Мое выздоровление шло медленно, но правильно. Все представлялось мне в радужном цвете. Воспрянув к новой жизни, я мечтал о возвращении домой, о разных работах, которые я хотел предпринять. Большим развлечением в моем затворничестве были собранные мною во время путешествия гравюры. Я часто рассматривал их со стариком Липгартом, который навещал меня почти ежедневно. Это был поселившийся во Флоренции немец из Остзейского края, высокий, сухощавый, необыкновенно живой, образованный, страстный любитель и знаток художества, на которое он потратил значительную часть своего состояния. У него также было отличное собрание гравюр, впоследствии пущенных в продажу. Было и собрание рисунков, которые он приносил мне показывать, что для меня было истинным наслаждением. Он все жалел о том, что в моем положении нельзя было со мною обегать все уголки Флоренции, которую он знал, как свои пять пальцев. У него можно было многому научиться, хотя у него были свои коньки. Подобно многим записным знатокам, он пренебрегал тем, что было всем известно, и склонён был давать преувеличенное значение тому, что он сам отыскивал. Его оригинальность выражалась иногда в забавных выходках. Десять лет спустя, когда я, женатый, приехал опять во Флоренцию, он с первого слова объявил мне, что он покончил с Перуджино и Франчиа. «Они скучны; у них все одно и тоже», – сказал он и тут же в лицах, с разными ужимками, начал представлять, как держит себя богоматерь Перуджино на известной фреске Распятия. Я познакомил его с женою. Он тотчас спросил ее, что она видела во Флоренции. Она отвечала, что пока мы успели побывать только в Уффици и Питти. «Я желал бы, чтобы эти галереи сгорели дотла!» – воскликнул он с негодованием.

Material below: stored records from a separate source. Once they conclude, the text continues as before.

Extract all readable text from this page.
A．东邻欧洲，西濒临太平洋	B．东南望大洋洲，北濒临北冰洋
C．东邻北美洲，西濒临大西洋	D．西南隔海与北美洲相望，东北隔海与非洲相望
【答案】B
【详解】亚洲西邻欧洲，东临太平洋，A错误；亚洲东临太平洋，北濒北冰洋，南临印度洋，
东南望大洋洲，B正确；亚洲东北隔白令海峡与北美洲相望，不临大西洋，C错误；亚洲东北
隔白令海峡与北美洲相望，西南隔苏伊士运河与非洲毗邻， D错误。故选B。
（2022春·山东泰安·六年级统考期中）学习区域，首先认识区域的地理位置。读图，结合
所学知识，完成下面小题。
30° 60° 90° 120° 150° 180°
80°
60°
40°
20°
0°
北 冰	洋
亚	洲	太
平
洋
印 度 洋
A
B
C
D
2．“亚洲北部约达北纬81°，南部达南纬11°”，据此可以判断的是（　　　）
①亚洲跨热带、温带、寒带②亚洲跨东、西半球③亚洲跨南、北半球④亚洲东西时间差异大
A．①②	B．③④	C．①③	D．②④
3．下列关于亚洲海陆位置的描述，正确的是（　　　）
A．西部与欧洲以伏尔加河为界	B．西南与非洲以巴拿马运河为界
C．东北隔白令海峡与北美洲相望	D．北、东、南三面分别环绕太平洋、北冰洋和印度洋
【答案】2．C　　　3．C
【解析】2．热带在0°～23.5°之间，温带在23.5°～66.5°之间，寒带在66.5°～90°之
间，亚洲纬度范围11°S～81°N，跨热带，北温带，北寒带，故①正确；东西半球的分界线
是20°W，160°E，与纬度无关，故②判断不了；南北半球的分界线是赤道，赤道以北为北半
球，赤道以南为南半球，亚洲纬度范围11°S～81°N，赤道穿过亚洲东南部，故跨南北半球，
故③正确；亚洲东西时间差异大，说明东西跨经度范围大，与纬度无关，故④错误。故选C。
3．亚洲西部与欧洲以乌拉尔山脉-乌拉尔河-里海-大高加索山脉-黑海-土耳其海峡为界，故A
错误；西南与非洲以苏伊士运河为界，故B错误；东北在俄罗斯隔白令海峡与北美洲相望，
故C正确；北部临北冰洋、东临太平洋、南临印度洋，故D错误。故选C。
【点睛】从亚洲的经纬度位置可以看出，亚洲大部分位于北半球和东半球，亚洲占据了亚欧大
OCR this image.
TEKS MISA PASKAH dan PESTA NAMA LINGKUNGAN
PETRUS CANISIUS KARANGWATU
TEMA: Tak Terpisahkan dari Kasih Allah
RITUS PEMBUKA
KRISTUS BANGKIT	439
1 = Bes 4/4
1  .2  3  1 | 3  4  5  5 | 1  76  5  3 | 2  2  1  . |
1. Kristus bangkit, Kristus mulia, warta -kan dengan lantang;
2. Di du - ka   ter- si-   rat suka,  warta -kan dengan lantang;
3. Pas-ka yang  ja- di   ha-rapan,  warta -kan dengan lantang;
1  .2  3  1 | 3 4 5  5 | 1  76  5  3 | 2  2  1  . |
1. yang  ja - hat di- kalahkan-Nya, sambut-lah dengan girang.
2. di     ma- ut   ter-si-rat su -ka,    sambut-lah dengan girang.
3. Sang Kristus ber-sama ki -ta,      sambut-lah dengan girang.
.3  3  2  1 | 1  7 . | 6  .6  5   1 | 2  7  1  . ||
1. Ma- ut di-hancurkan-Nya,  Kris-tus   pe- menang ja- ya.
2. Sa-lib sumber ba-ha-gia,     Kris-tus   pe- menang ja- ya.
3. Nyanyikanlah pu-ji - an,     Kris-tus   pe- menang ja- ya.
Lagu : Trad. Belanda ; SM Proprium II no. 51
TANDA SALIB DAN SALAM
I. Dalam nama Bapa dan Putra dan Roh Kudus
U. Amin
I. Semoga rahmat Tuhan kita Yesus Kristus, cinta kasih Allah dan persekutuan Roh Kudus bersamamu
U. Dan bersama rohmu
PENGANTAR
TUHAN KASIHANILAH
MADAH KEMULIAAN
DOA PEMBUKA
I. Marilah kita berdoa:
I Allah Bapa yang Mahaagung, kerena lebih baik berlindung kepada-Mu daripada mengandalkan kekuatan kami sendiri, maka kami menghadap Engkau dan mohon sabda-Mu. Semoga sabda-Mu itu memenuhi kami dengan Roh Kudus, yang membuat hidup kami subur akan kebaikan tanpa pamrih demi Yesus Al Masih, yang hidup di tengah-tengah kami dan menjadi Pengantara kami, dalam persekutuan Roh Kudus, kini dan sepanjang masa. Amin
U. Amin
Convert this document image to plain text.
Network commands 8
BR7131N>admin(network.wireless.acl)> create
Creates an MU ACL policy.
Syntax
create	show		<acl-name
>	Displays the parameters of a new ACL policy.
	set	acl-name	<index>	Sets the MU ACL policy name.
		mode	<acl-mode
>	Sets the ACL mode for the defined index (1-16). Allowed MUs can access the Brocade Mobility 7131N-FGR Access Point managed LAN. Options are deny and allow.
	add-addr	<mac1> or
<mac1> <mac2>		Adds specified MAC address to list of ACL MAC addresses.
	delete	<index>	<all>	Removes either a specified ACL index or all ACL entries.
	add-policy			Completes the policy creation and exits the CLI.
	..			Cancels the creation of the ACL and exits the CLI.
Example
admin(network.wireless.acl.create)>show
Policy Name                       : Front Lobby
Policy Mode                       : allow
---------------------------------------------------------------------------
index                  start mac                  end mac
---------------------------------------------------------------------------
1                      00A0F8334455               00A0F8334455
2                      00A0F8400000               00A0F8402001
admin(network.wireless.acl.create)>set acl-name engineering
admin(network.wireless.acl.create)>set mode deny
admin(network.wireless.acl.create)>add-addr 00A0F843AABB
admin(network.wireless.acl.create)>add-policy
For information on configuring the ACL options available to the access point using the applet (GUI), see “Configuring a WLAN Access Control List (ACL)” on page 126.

Жена с удивлением спросила его, отчего он так их не жалует. «Оттого, что они отвлекают внимание от фресок, которые несравненно важнее», – отвечал Липгарт.

Почти ежедневно по вечерам навещал меня и Юрий Федорович Самарин, который на обратном пути из Рима остановился на несколько дней во Флоренции. После освобождения крестьян он три года был членом Губернского присутствия в Самаре. Совершив свое дело, он вышел в отставку и поехал отдохнуть за границу. С ним мы беседовали больше о русских делах. В это время приходили из Москвы известия о бывшем там дворянском собрании. Газеты приносили речи Голохвастова, Безобразова, Орлова-Давыдова. Мы с Самариным сходились вполне в оценке тогдашнего напускного дворянского либерализма. Его тянуло туда, и ему, видимо, было досадно, что он не участвует в этих прениях. Впрочем, он был в отличном расположении духа и необыкновенно забавно передразнивал разных членов редакционных комиссий. Особенно памятна мне воображаемая речь, произнесенная при возвращении в Полтаву В. В. Тарновским. Все ужимки и акценты этого типического представителя Малороссии передавались с неподражаемым мастерством.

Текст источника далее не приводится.